Je suis née à Cap-Santé en 1964 dans une maison portant le numéro 64, et à 56 ans, j’ai emménagé à côté, au numéro 56 : ça ne s’invente pas.
Entre les deux? J’étais ailleurs. Partie étudier, voyager, travailler, j’ai fait les trois à profusion, et partout, à la question « d’où viens-tu? », je répondais « Cap-Santé ». Je sais qu’il faut un village pour élever, et je m’estimais bénie d’avoir grandi ici.
Entre les deux, j’étais donc ailleurs : locataire, étudiante, diplômée en droit, correctrice, organisatrice, journaliste puis partie de nouveau – nomade. J’ai collectionné les dictionnaires et les langues étrangères (ma préférée est l’italien). J’ai séjourné dans des pays qui, comme moi, ont changé de nom depuis (à chacun ses raisons). Et j’ai toujours tenté, malgré le temps qui presse, de connaître l’autre, ses rêves, son continent. « Je n’aurai pas le temps de lire tous les poèmes du monde », chantait Julos Beaucarne – mais c’est permis d’essayer.
Entre les deux, j’ai cheminé – auprès de galants cultivés et de leurs enfants, de partenaires d’affaires ou de tango, de collègues et d’amis, et toutes ces personnes, je vous le garantis, savent parfaitement aujourd’hui où sont notre MRC et son chef-lieu, jusqu’à pouvoir les raconter d’aval en amont en passant par son fort Jacques-Cartier, dernier bastion contre les Anglais en 1759 : je n’y étais pas, mais je me souviens, et toutes ces personnes aussi désormais.
Entre les deux, vous ne serez donc pas surpris d’apprendre que je n’ai jamais cessé de lire le Courrier de Portneuf. Dans les années 80, mon père me le postait à Ottawa (je me suis même fait une amie grâce à lui pendant un cours de russe, une Guilbault de Grondines aussi ravie qu’étonnée de tomber ainsi sur des nouvelles du comté!).
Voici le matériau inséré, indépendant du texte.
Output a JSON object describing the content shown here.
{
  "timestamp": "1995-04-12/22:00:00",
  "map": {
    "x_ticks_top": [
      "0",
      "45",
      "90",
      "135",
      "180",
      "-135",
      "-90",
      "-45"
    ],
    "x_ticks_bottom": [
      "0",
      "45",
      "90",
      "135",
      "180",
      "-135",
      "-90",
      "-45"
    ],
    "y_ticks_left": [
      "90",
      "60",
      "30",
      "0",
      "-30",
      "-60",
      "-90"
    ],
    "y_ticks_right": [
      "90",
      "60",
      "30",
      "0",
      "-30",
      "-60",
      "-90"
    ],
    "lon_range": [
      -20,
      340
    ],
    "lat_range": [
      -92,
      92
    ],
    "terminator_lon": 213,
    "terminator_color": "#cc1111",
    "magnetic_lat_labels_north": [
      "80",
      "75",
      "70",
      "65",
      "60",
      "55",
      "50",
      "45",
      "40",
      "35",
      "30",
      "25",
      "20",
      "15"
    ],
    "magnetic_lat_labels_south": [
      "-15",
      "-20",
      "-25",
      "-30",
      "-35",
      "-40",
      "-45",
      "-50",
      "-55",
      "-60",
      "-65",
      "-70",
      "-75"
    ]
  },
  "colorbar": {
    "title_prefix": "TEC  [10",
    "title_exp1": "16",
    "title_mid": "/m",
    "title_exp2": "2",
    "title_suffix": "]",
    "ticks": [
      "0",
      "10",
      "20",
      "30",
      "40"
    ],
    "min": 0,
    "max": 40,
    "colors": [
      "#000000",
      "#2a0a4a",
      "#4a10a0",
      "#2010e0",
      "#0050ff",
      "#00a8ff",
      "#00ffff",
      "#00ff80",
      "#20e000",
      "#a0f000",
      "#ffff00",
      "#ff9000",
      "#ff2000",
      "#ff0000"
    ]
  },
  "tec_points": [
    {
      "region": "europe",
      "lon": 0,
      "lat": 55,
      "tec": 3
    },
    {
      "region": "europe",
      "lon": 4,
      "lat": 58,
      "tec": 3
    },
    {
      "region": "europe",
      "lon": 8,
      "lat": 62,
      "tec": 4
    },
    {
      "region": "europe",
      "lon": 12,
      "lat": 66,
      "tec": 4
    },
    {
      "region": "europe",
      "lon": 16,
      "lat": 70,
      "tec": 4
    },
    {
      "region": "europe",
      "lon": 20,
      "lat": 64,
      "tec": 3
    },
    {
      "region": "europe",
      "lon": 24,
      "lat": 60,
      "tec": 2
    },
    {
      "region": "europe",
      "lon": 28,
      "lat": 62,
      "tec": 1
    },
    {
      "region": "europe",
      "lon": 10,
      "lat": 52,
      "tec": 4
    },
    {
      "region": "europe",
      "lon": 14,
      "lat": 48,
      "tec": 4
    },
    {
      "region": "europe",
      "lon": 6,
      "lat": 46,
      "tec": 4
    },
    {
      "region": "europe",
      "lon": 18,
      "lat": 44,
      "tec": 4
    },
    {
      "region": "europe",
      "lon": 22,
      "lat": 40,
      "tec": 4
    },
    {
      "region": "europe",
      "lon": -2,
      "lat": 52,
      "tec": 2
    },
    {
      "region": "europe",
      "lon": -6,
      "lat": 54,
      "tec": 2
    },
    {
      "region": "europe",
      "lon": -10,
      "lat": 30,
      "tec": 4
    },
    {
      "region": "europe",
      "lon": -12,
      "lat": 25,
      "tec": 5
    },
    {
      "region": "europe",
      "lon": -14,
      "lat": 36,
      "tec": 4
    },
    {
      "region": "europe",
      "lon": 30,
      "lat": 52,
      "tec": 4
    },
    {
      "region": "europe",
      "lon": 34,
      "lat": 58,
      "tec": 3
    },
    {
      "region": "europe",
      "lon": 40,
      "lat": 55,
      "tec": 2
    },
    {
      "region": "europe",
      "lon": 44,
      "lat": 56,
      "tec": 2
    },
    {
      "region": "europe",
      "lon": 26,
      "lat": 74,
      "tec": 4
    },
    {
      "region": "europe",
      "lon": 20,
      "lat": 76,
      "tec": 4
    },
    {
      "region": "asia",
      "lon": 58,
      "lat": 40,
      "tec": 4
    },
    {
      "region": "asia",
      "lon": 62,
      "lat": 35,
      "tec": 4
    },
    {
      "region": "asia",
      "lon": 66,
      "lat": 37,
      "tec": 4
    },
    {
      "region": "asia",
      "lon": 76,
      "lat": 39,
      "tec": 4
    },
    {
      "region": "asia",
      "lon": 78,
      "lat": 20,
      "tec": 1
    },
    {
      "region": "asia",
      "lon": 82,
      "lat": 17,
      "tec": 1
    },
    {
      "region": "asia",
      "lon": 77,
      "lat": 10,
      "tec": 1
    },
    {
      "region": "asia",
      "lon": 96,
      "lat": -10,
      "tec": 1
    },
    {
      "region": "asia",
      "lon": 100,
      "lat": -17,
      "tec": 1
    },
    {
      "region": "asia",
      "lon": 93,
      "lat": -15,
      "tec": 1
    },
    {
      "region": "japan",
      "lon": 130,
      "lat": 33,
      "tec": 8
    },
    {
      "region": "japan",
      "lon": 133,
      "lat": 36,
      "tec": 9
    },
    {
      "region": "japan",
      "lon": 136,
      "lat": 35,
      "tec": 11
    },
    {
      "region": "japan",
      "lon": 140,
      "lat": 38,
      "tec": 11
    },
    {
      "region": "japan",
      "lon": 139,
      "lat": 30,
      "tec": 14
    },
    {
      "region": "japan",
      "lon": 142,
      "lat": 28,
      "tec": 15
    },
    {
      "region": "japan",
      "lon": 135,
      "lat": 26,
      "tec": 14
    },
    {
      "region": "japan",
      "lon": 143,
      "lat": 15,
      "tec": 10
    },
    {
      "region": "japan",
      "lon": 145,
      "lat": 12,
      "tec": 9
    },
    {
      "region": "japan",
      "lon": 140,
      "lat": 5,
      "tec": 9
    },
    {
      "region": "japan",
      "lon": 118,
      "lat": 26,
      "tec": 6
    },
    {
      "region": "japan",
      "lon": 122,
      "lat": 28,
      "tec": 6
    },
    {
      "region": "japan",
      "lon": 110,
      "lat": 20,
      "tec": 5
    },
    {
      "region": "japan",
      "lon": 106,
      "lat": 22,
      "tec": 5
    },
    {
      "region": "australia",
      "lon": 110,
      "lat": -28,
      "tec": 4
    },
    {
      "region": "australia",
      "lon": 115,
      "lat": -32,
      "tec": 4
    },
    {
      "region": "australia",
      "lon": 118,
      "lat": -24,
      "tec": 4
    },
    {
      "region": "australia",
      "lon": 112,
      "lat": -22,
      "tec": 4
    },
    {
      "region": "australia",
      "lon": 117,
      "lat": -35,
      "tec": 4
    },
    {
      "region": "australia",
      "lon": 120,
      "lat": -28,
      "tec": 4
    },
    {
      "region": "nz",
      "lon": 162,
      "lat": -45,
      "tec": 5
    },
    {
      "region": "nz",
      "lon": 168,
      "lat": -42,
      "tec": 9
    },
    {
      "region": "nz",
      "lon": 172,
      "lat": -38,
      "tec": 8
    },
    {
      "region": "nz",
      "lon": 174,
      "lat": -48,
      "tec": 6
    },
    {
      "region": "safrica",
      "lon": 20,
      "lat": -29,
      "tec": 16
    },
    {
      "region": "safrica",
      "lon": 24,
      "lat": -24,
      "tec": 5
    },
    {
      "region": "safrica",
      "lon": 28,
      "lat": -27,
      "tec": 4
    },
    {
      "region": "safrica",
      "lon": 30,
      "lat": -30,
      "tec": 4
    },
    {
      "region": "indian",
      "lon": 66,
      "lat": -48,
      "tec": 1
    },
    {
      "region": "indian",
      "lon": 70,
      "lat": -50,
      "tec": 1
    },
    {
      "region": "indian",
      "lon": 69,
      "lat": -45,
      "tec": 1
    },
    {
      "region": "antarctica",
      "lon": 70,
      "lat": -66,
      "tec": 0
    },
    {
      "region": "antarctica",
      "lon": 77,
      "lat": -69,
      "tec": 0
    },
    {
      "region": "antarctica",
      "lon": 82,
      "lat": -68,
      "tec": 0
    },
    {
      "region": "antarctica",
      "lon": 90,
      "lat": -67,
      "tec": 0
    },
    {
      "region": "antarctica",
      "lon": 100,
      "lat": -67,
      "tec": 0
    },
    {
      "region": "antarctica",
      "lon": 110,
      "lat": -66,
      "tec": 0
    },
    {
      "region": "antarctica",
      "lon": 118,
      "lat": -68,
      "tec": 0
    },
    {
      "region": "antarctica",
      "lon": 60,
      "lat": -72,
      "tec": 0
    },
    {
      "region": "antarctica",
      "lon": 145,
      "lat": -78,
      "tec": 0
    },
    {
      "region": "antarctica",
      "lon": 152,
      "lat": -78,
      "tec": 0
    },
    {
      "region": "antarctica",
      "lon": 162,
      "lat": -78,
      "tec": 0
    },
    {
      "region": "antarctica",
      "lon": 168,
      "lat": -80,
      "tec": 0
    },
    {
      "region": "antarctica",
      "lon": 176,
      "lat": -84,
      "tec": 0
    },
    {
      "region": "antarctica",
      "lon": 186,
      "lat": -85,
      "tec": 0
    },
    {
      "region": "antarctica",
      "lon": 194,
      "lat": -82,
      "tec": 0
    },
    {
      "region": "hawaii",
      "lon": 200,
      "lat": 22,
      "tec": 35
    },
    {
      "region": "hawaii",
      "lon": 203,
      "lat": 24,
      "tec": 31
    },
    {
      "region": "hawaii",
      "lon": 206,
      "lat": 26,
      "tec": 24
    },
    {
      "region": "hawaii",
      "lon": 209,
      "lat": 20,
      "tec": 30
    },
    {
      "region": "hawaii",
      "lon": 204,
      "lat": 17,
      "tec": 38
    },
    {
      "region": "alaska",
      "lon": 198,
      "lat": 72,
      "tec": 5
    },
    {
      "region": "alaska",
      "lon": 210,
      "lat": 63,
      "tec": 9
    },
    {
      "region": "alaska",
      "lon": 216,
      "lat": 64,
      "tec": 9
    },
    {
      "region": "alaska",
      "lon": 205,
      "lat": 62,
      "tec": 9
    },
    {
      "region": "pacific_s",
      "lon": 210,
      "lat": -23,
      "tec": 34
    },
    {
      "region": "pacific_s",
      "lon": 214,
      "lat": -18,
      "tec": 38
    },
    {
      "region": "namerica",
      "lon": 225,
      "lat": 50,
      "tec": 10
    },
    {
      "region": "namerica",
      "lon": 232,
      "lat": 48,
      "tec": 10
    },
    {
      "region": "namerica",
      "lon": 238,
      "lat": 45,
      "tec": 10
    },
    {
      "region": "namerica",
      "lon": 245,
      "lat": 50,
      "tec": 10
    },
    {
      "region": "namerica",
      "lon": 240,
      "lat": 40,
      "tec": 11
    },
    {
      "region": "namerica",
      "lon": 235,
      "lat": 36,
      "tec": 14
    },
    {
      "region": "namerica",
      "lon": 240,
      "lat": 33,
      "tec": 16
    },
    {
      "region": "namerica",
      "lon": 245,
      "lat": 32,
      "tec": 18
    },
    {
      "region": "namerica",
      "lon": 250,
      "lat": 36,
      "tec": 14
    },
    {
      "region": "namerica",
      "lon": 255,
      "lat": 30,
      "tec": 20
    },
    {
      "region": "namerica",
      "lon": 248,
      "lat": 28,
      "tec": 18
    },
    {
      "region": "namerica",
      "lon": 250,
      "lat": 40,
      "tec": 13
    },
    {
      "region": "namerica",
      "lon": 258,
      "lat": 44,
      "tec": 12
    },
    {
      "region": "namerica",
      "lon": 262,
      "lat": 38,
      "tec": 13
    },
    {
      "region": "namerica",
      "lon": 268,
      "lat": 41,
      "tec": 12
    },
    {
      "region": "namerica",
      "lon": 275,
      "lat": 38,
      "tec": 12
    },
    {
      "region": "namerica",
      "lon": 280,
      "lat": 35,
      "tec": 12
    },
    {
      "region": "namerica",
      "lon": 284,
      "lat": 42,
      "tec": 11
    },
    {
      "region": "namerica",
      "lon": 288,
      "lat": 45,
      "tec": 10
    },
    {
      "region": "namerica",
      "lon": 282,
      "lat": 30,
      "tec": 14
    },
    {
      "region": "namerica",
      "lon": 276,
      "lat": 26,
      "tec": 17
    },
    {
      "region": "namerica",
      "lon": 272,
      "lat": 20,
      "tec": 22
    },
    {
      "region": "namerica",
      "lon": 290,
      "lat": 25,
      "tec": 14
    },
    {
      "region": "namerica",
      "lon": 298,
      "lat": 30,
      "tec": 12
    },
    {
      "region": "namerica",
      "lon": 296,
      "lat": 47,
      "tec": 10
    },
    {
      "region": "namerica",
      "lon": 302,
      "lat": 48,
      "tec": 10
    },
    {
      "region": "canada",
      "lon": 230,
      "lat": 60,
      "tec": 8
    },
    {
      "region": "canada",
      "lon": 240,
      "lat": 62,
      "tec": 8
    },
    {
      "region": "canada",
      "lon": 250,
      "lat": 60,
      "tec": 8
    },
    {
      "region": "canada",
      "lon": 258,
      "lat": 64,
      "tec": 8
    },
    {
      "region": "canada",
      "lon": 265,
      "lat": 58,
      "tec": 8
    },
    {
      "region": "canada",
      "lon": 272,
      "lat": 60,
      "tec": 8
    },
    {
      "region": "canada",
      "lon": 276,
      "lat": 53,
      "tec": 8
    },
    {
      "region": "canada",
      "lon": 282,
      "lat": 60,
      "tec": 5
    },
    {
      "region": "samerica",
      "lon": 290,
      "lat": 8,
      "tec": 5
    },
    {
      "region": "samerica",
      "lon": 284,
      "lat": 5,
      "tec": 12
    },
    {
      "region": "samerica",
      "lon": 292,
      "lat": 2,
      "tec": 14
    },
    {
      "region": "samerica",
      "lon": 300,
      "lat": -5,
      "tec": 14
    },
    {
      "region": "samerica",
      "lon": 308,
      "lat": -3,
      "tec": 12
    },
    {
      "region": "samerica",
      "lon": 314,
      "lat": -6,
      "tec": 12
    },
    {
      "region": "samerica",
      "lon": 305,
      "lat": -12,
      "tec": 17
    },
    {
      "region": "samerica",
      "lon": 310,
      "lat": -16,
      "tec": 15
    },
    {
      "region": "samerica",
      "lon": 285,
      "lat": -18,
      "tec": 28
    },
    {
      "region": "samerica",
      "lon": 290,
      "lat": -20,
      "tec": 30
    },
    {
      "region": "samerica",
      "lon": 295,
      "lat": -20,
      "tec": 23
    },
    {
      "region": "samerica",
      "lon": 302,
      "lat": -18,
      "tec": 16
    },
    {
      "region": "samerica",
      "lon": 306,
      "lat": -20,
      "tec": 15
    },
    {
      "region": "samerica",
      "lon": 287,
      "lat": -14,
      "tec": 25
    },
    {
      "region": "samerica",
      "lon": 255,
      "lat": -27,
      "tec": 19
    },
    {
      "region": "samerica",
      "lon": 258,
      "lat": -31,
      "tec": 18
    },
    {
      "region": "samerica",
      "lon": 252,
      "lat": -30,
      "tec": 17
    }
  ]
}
Je l’ai ensuite feuilleté en visite chez mes parents. Puis Internet m’a facilité la vie.
Chaque parution du Courrier me fascine… Tant d’hebdos ont rendu l’âme! Devenu coop avant les autres, il a survécu aux guerres commerciales, aux crises économiques et à l’avènement du numérique sans perdre ni son latin ni son papier. Chaque semaine, le revoilà dans nos mains, imprimé, en français… Dernier bastion, nous disions? Un miracle, je vous dis.
Je connais ma chance d’être née ici, et celle aujourd’hui qu’on m’offre d’écrire dans ce Courrier de mon cœur : je ne vais pas la gaspiller. Les journaux servent à informer mais aussi à échanger, à fabriquer du beau et de l’avenir. Par cette chronique, j’essaierai de renouer avec les perdus de vue de l’entre-deux, et tenterai malgré le temps qui presse de connaître les autres arrivés depuis, leurs poèmes et leurs rêves. Ça donne 56 000 histoires à raconter : c’est faisable si vous m’aidez.
Je vous reviens dans un mois. Écrivez-moi d’ici là. Je n’aurai pas le temps de lire les courriels de tout le monde – mais c’est permis d’essayer.